John McDermid, Experte
Es scheine also, dass das Problem sehr plötzlich kurz vor oder nach dem Abheben aufgetreten und schwerwiegend genug gewesen sei, um es auch mit den bestehenden Sicherungssystemen nicht mehr in den Griff zu bekommen.
Luftfahrtexperte John Cox vom Beratungsunternehmen Safety Operating Systems sagte der AP, die ersten Bilder von dem Absturz seien nicht besonders gut, aber nach allem, was er gesehen habe, zeigte die Flugzeugnase nach oben und die Maschine stieg nicht weiter auf. Das sei sicherlich einer der Punkte, den man sich bei den Ermittlungen ansehen müsse.
Landkarte Indiens mit dem Flughafenstandort Ahmedebad
Quelle: zdf
Luftfahrtexperte: Reine Spekulation ohne Flugdatenschreiber
Heinrich Großbongardt, ebenfalls Luftfahrtexperte, warnte derweil im Gespräch mit ZDFheute live ausdrücklich vor voreiligen Schlüssen:
Wir wissen nichts. Solange der Flugdatenschreiber nicht geborgen und ausgewertet ist, ist das alles reine Spekulation.

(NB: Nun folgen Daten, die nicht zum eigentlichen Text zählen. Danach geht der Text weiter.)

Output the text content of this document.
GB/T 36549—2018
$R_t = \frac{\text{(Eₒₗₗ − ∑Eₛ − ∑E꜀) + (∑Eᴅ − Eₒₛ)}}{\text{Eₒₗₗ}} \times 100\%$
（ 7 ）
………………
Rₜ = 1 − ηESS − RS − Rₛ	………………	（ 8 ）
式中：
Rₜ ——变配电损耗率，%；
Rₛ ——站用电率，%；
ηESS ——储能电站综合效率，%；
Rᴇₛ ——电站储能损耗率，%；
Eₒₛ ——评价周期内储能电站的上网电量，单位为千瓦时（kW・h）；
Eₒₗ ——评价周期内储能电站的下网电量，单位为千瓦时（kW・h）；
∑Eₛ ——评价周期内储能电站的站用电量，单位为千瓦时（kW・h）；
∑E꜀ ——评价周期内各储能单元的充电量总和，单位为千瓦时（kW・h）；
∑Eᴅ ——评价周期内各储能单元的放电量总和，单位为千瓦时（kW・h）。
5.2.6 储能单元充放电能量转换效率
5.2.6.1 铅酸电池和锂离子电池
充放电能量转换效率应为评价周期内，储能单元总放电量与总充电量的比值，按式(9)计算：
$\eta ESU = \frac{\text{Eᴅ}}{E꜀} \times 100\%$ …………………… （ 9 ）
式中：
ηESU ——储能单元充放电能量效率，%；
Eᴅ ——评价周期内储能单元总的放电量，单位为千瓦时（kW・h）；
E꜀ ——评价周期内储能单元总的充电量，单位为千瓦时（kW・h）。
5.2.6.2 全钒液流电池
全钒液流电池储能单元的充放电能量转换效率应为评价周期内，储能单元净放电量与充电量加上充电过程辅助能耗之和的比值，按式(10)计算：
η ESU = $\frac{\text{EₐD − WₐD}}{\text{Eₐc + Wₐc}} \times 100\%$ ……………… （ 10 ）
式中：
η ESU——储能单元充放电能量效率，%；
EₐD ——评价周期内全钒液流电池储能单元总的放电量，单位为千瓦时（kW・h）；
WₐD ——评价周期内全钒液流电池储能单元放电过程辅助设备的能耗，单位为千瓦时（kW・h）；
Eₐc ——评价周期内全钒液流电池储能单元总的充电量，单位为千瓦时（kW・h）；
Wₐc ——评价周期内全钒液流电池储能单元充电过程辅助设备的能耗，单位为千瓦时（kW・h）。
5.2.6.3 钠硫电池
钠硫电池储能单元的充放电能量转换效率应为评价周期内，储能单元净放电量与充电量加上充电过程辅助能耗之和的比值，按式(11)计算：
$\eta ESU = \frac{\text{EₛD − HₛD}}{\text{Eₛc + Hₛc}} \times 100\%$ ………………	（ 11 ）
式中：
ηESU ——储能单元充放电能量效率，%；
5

Heinrich Großbongardt, Luftfahrtexperte
Dennoch gibt es laut Großbongardt mehrere denkbare Szenarien, die theoretisch eine Rolle gespielt haben könnten. "Ein richtiger Strömungsabriss war es nicht. Aber der Flugzustand, den man dort sieht, ein sogenannter Sackflug, der tritt dann auf, wenn der Tragflügel nicht ausreichend Auftrieb produziert," erklärte der Experte.
Die Ursache dafür sei in der Regel ein Mangel an Schub. Denkbar sei hier zum einen, dass die Triebwerke zu wenig Leistung gebracht haben. Zum anderen könne es theoretisch auch sein, dass die Klappen am Flügel nicht richtig standen - sodass bei der relativ niedrigen Geschwindigkeit während des Starts "nicht genügend Auftrieb" erzeugt wurde, so Großbongardt.
Landkarte Indiens mit dem Flughafenstandort Ahmadebad
Quelle: zdf
Experte zu Absturz in Indien: Keine Hinweise auf Vogelschlag
Die Wahrscheinlichkeit, dass ein Vogelschlag Auslöser für die Flugprobleme war, hält Großbongardt gegenwärtig für nicht groß. Hierfür gebe es bislang keine Hinweise.
Ein wichtiger Punkt ist, dass man keinen Rauch sieht. Das wäre ein Indiz dafür.
Heinrich Großbongardt, Luftfahrtexperte
Zudem befinde sich der Flughafen nicht in der Nähe großer Wasserflächen, in denen sich größere Vogelschwärme aufhalten könnten.
Was sagt der Mayday-Ruf der Piloten aus?
Aus unbestätigten Berichten, wonach kurz vor dem Unglück ein "Mayday"-Ruf aus dem Cockpit kam, lässt sich laut Großbongardt bislang nichts Konkretes ableiten. Großbongardt sagte im Gespräch: "Das gibt keinen Aufschluss über Ursachen."
Daten sendet solch ein Flugzeug nicht. Sie werden aufgezeichnet am Flugdatenschreiber und dessen Analyse wird wichtige Hinweise geben.